No es novedad que la gran minería nos sorprenda y nos entregue cifras muy positivas en cuanto a producción y montos de inversión, mientras que la pequeña abastece de importantes fuentes laborales en distintas zonas del país. No obstante, hay un sector que con un bajo perfil ha ganado cada vez más espacio dentro de las actividades económicas de la región: La mediana minería.
Este sector, que se constituye principalmente de capitales nacionales, ha dado saltos significativos en términos de producción, ya que en el lapso del 2001 al 2007 facturó US$2.300 millones con un crecimiento de 10,8%. Mención aparte son las 34 mil toneladas de cobre que se obtuvieron el año pasado, las que si bien son una mínima parte de la producción total (5.600 millones de toneladas), involucra a un número importante de personas.
Claudio Didier, administrador de la planta San Lorenzo de la minera San Gerónimo, aseveró que la actividad en la región ocupa personal técnico y profesional cercano a las 12 mil personas, las que representan un 45% de toda la mano de obra nacional (29 mil).
NUEVAS TECNOLOGíAS. Uno de los aspectos que caracteriza a la mediana minería, tiene que ver con el constante dinamismo de sus procesos de explotación de mineral.

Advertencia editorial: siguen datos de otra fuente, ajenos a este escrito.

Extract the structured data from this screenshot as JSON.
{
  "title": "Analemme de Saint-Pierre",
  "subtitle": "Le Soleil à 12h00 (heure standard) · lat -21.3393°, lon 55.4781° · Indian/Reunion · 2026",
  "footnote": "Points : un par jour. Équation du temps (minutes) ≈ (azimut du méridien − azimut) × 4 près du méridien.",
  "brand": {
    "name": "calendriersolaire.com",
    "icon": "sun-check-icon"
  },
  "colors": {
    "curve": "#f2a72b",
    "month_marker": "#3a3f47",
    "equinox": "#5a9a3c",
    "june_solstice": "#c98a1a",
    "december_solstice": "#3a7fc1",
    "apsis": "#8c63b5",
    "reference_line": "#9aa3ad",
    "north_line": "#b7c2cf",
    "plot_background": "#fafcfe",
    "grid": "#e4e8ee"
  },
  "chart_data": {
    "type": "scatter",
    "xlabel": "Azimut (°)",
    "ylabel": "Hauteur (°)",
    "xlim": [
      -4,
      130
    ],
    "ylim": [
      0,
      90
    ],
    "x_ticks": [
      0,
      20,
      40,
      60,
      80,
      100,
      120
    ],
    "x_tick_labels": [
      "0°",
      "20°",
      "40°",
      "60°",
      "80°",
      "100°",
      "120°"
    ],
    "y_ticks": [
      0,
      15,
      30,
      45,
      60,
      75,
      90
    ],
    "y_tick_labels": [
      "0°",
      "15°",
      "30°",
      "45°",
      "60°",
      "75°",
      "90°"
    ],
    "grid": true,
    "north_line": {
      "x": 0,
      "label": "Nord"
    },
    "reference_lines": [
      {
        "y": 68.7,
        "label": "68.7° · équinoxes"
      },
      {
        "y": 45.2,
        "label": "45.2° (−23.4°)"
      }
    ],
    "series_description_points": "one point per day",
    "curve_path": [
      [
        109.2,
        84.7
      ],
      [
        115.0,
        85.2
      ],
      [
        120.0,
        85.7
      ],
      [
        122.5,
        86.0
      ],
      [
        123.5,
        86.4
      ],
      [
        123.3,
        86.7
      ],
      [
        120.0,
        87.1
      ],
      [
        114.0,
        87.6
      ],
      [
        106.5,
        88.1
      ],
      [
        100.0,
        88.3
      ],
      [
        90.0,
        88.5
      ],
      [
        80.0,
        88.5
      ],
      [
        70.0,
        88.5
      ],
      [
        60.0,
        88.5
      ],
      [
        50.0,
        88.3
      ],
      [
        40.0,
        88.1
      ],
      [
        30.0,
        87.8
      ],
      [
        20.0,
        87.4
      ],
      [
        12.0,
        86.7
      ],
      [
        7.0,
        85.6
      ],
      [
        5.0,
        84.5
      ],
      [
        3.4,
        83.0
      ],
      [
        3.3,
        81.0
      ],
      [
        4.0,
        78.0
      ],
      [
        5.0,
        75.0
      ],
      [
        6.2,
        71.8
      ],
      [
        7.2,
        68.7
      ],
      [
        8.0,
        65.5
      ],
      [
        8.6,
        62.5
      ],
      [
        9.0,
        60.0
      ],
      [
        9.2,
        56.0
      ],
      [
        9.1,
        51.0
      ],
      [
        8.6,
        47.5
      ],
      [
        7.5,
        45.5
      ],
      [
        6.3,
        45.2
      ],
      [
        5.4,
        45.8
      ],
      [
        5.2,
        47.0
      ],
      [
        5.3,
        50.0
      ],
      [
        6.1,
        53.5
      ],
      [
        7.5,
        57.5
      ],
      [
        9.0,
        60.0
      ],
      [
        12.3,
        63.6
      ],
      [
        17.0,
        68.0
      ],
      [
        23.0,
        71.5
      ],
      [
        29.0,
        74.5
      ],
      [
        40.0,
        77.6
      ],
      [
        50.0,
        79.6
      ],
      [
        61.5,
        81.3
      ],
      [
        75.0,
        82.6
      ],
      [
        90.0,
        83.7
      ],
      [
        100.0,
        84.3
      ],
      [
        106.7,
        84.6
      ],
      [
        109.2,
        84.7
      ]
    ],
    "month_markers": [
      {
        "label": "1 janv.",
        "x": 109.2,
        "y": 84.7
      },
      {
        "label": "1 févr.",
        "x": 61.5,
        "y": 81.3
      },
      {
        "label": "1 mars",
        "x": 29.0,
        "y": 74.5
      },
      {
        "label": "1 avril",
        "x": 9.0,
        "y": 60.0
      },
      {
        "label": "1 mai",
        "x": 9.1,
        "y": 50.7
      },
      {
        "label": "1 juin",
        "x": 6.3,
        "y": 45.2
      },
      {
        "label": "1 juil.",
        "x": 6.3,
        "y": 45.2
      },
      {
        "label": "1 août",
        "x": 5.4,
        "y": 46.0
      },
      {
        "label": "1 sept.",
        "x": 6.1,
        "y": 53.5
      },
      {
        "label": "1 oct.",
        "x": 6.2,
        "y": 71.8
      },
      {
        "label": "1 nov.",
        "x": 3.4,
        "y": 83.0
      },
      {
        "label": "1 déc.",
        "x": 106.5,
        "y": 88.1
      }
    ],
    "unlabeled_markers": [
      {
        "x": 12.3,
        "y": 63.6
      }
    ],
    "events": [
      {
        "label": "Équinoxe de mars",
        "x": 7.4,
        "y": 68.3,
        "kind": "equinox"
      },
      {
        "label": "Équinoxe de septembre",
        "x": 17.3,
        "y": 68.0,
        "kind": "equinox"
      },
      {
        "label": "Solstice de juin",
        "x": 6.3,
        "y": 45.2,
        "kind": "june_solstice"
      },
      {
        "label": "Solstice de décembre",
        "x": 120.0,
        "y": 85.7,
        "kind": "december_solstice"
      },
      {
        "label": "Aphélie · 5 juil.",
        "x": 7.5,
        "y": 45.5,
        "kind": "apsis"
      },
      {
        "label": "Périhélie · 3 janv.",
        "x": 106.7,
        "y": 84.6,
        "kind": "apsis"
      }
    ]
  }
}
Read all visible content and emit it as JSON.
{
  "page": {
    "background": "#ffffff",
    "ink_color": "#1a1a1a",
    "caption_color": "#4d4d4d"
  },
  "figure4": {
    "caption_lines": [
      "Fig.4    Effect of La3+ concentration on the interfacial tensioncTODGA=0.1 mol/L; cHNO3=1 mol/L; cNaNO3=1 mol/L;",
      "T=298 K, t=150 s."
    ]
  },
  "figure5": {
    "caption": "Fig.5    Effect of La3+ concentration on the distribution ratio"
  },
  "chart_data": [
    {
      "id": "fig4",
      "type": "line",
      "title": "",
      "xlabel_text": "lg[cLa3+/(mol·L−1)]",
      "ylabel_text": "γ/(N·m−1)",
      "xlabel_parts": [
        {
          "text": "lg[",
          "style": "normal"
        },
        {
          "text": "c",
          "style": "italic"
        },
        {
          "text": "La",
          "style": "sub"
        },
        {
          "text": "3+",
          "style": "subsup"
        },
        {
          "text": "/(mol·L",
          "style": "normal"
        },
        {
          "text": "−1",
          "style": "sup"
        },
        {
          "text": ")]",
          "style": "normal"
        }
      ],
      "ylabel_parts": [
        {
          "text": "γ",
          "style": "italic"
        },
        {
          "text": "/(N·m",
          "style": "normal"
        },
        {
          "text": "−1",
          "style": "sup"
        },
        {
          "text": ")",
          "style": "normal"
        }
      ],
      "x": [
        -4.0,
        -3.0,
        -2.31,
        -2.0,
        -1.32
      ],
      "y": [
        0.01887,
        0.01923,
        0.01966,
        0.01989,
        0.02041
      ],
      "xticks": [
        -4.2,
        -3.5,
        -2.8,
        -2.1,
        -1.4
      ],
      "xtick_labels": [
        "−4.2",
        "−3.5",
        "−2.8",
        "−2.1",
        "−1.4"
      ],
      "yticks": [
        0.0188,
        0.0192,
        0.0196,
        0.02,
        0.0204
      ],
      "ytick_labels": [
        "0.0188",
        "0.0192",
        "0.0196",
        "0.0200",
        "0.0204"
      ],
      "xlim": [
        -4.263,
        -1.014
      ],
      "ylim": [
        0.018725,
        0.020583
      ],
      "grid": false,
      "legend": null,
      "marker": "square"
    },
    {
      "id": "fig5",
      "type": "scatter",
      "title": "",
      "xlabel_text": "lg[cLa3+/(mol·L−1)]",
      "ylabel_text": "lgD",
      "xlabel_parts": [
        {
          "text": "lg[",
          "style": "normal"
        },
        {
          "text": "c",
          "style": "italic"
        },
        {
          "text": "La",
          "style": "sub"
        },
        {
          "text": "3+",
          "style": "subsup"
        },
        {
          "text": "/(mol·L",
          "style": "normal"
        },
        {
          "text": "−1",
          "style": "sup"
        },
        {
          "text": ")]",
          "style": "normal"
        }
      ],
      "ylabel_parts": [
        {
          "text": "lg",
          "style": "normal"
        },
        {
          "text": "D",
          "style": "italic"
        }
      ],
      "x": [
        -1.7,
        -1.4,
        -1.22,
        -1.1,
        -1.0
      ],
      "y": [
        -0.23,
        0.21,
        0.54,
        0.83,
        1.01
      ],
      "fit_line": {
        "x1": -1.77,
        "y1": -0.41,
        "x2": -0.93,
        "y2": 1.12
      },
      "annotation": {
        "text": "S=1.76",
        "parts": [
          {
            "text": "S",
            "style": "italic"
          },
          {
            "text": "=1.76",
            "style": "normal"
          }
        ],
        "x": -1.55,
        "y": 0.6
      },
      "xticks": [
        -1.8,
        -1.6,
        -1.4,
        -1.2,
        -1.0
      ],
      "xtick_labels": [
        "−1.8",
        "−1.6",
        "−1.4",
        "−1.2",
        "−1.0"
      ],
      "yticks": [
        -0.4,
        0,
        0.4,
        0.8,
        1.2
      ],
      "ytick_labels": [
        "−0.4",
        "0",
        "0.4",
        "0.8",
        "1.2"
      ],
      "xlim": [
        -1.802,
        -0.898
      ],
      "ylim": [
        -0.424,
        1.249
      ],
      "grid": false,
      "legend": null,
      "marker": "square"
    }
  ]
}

Prueba de ello son la apertura de nuevos mercados y una fuerte competitividad que han conseguido fuera del territorio nacional, gracias al valor agregado que le han asignado a su materia prima. Tal es el caso de la planta de sulfatos de cobre que tiene San Gerónimo en la localidad de Lambert, a 20 kilómetros al oeste de La Serena y donde actualmente producen 680 toneladas mensuales, aunque para este año tienen proyectado expandirse hasta las 800 toneladas cada treinta días.
El gerente de la Corporación Minera de Coquimbo, Mauricio Gómez, destacó los 1.600 operarios que emplean las seis compañías medianas de la zona, lo que ha implicado que desde esa base se innove hacia nuevas metas.